In persecutione extrema S.R.E. sedebit Petrus Romanus, qui pascet oves in multis tribulationibus, quibus transactis civitas septicollis diruetur, et Iudex tremêndus iudicabit populum suum. Finis.
“Na perseguição final à sagrada Igreja de Roma reinará Pedro Romano, que alimentará o seu rebanho entre muitas turbulências sendo que, então, a cidade das sete colinas (Roma) será destruída e o formidável juiz julgará seu povo. Fim”.
Talvez nunca na História estes versos atribuídos a São Malaquias (1094?-1199), bispo irlandês tido como clarividente das sucessões papais, tenham sido tão lidos como vêm sendo depois da renúncia do Papa Bento XVI, em 11 de fevereiro de 2013.
São Malaquias nasceu em 1094, na Irlanda. Ainda na adolescência tornou-se abade de Armagh. As visões começaram em 1139, em sua primeira viagem a Roma. Foi canonizado em 1199 pelo Papa Clemente III, e é lhe atribuída a autoria das “Profecia dos Papas”. Somente em 1595 as supostas profecias foram reveladas, ou seja, cerca de quatrocentos e cinquenta anos após serem proferidas.
Fim da Igreja Católica?
O caso é que os entusiastas de Malaquias deverão (como os do também apocalíptico Calendário Maia) estar errados: A propaganda informa que o “vidente” teria tido sua revelação sobre o fim da Igreja Católica – que, segundo a profecia, deveria ter ocorrido em 2013 – durante uma viagem de visita ao Papa Inocêncio II, em Roma, no ano de 1139.
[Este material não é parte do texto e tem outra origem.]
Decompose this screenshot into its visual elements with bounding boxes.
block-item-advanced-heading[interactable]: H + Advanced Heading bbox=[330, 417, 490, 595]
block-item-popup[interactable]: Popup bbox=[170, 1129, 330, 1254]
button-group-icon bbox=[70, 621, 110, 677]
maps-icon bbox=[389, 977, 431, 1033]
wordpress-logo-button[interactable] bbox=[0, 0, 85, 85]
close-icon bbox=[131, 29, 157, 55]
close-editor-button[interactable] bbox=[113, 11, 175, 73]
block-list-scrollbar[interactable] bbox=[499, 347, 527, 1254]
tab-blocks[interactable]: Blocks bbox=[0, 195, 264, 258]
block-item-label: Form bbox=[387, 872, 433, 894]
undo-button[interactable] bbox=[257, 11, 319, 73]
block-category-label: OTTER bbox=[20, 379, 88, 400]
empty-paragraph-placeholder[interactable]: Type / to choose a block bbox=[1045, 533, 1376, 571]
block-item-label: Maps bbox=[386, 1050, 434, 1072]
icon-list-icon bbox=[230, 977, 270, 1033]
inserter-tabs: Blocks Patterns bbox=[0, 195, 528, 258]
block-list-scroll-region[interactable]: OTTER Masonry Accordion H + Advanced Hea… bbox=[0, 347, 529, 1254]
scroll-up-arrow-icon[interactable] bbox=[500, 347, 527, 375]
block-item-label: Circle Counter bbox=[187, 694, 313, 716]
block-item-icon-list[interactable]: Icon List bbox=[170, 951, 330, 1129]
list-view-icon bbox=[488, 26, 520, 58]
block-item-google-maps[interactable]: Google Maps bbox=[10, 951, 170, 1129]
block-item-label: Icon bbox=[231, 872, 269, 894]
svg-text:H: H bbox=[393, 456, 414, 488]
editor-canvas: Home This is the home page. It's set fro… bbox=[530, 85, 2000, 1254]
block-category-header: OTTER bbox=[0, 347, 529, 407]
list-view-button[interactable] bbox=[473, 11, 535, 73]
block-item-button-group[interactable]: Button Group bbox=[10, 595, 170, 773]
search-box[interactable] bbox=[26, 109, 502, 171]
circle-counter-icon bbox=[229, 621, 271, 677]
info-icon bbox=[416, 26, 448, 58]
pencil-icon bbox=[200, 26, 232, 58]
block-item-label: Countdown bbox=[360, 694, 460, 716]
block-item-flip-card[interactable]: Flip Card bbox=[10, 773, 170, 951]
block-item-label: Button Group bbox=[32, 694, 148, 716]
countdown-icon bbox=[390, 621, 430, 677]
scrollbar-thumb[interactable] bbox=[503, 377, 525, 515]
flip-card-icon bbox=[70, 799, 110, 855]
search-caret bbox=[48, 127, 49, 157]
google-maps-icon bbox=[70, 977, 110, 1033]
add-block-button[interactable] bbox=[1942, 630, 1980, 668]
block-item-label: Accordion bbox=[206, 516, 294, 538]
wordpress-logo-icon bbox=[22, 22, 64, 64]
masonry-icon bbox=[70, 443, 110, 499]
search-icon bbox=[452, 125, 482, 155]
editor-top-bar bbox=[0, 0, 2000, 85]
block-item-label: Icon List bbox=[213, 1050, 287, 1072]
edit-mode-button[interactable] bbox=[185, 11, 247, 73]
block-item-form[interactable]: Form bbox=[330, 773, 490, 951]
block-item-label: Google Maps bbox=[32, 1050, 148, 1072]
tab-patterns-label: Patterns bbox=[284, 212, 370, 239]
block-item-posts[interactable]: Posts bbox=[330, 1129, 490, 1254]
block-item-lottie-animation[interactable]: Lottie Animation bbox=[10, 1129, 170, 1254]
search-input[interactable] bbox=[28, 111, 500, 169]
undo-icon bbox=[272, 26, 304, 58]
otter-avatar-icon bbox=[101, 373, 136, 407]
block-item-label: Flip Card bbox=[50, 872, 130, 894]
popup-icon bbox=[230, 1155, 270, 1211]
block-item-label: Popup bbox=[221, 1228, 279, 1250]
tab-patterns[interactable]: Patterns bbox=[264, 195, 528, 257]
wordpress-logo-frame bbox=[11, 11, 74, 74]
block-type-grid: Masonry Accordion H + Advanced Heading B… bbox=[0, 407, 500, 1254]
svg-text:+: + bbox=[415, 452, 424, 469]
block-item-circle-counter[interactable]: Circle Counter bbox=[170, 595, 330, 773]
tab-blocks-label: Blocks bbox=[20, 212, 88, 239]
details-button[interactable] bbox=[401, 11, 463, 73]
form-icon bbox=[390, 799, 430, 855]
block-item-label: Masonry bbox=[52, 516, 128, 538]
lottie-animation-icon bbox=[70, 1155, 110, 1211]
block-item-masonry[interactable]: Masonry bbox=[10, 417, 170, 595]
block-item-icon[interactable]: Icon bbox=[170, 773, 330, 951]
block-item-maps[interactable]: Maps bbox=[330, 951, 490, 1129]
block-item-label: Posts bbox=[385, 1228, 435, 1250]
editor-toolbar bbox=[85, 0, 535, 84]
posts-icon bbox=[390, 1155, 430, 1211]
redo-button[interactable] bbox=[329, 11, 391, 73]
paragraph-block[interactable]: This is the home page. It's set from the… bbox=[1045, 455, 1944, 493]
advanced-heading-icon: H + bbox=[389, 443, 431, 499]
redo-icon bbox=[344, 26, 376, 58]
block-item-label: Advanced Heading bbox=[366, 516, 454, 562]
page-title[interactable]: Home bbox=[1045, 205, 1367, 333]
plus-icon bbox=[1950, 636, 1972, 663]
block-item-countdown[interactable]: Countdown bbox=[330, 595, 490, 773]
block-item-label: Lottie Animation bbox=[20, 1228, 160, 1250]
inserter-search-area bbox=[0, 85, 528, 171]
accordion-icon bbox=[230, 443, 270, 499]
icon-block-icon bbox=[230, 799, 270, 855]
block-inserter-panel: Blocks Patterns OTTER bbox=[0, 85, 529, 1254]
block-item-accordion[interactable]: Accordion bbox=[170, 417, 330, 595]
Pela contagem, seriam 112 sumos pontífices a partir de Celestino II (1143-1144). Daí o último da linha, forçosamente, ser o sucessor de Bento XVI (o suposto “De Gloria Olivae”), referido pelo "profeta" como “Petrus Romanus”, ou “Petrus II”.
Tal profecia, no entanto, foi publicada apenas (!!!) quinhentos anos após o nascimento de Malaquias, em 1594. Na verdade, esta publicação se deu por meio de uma obra do monge beneditino Arnaldo Wion denominada Lignum Vitae, ornamentum et decor Ecclesia.
Wion, porém, jamais justificou as circunstâncias da posse dos manuscritos “originais”… e, consequentemente, sua autenticidade. A autenticação apenas viria, de maneira igualmente irregular, pelas mãos de um dominicano espanhol chamado Don Alfonso Chacón (ou Alphonsus Ciacconius), especialista em textos antigos, incluindo paleografia medieval.
Mais uma pista que nos leva à evidente conclusão de fraude é o fato do “Santo” apenas descrever com mais clareza e objetividade os papas que foram de Celestino II a Pio II (1458-1464), ou seja, aqueles anteriores ao aparecimento de Wion na história – ele próprio, um pretenso profeta.
"Petrus Romanus"
Depois disto, as tais indicações às identidades papais (rápidas referências quanto ao nome de batismo ou de papado, lugar de origem ou peculiaridade no ministério) tornam-se extremamente vagas, aceitando, facilmente, qualquer tipo de associação que se quisesse ali encaixar. Uma prova disto é quando analisamos as interpretações dos “experts em profecias” de antes da ascenção de Joseph Ratzinger ao Trono de Pedro com base nas linhas deixadas por Malaquias/Wion: o resultado não poderia ser mais discrepante no que concerne à realidade que se seguiu.
E, finalmente, ainda há o fato de São Bernardo, o autor da biografia de Malaquias (a Vita Malachias), já durante os últimos anos de vida em Claraval (Ville-sous-la-Ferté, França), não ter registrado simplesmente nada a respeito desta profecia que tinha tudo pra ser sua maior realização.
Em tempo: o título “Petrus Romanus” ao último papa parece, suspeitada e convenientemente, ajustável a qualquer candidato ao cargo na Santa Sé – com ou sem ajuda de poderes paranormais. Pois, além de um papa, de forma obrigatória, ser a “pedra” (Mt 16, 18) à qual Cristo se refere como sustentáculo de sua Igreja, esta “pedra” (Petrus) também deverá governar seu rebanho desde Roma (Romanus).
Como sempre ocorre com as profecias… mais vago, impossível.